The European Commission on Wednesday aired “serious concerns” over proposals by President Andrzej Duda to overhaul courts in Poland, signalling it would not back down in a dispute that has tarnished the reputation of the former communist country. Long seen as a beacon of economic and political stability in the European Union’s eastern wing, Poland has found itself increasingly in conflict with Brussels since the nationalist, eurosceptic and socially conservative Law and Justice (PiS) party swept to power in an election in late 2015. PiS has been pressing deep changes to the Polish judiciary as well as other institutions, saying they are needed for a moral renewal of the country of 38 million people.

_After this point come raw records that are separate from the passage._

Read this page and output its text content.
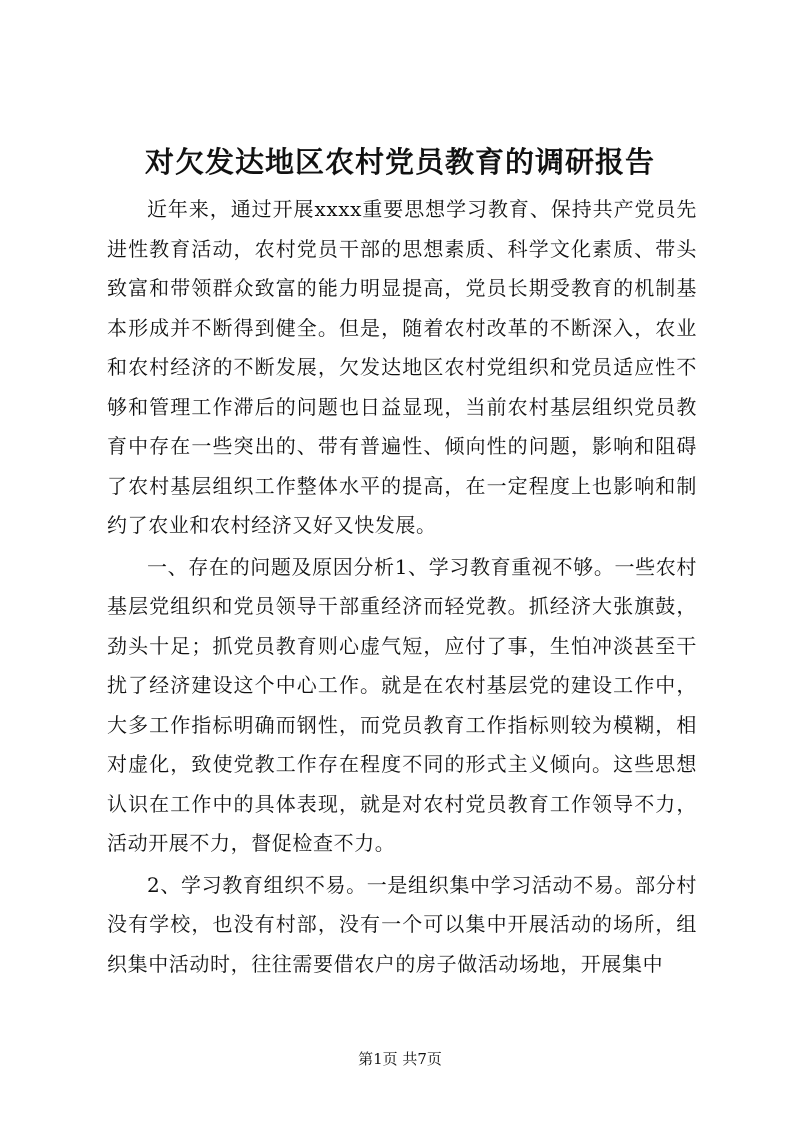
对欠发达地区农村党员教育的调研报告

近年来，通过开展xxxx重要思想学习教育、保持共产党员先进性教育活动，农村党员干部的思想素质、科学文化素质、带头致富和带领群众致富的能力明显提高，党员长期受教育的机制基本形成并不断得到健全。但是，随着农村改革的不断深入，农业和农村经济的不断发展，欠发达地区农村党组织和党员适应性不够和管理工作滞后的问题也日益显现，当前农村基层组织党员教育中存在一些突出的、带有普遍性、倾向性的问题，影响和阻碍了农村基层组织工作整体水平的提高，在一定程度上也影响和制约了农业和农村经济又好又快发展。

一、存在的问题及原因分析1、学习教育重视不够。一些农村基层党组织和党员领导干部重经济而轻党教。抓经济大张旗鼓，劲头十足；抓党员教育则心虚气短，应付了事，生怕冲淡甚至干扰了经济建设这个中心工作。就是在农村基层党的建设工作中，大多工作指标明确而钢性，而党员教育工作指标则较为模糊，相对虚化，致使党教工作存在程度不同的形式主义倾向。这些思想认识在工作中的具体表现，就是对农村党员教育工作领导不力，活动开展不力，督促检查不力。

2、学习教育组织不易。一是组织集中学习活动不易。部分村没有学校，也没有村部，没有一个可以集中开展活动的场所，组织集中活动时，往往需要借农户的房子做活动场地，开展集中

第1页 共7页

But opposition parties, rights groups, judges’ lobbies, the international watchdog Council of Europe, Poland’s western EU peers such as Germany and France and the bloc’s executive Commission say the changes erode judicial independence by bringing the courts under the direct control of the government. Faced with EU pressure and mass street protests in Poland against the changes, Duda – who hails from PiS himself – unexpectedly blocked two of the government’s judiciary reforms in July.
He has since presented his own version of these draft laws, infuriating PiS leader Jaroslaw Kaczynski, who ultimately sets the government agenda without himself holding any cabinet post, and precipitating a power struggle within the ruling camp.
Poland’s president has a role in approving new legislation and Kaczynski has therefore held numerous meetings with Duda since then to break the stalemate.
RULE OF LAW
But the European Commission’s deputy head Frans Timmermans told the European Parliament on Wednesday that even the draft laws proposed by Duda – which row back somewhat from the options for direct government interference in the judiciary provided by the original PiS bills – were not acceptable.
“At this preliminary stage of our assessment, the Commission already notes that certain issues in these draft laws could raise serious concerns,” Timmermans told EU lawmakers in their fifth debate on concerns about the rule of law in Poland.
He urged Warsaw to align the drafts with EU standards on judicial independence, adding that further work on the bills would “provide a key test for the Polish authorities… whether or not there is willingness to respect the rule of law”.
Timmermans has been the face of the EU’s efforts to bring the prickly Polish government back into the EU mainstream, to no avail so far as Warsaw uses any external pressure to drum up support among its core voters who are distrustful of Brussels.
Warsaw has also clashed with the EU over immigration and the large-scale logging of a primeval forest in Poland. It has remained defiant despite multiple legal cases opened against it by the Commission, as well as a special probe that could see it formally denounced by the EU as undemocratic.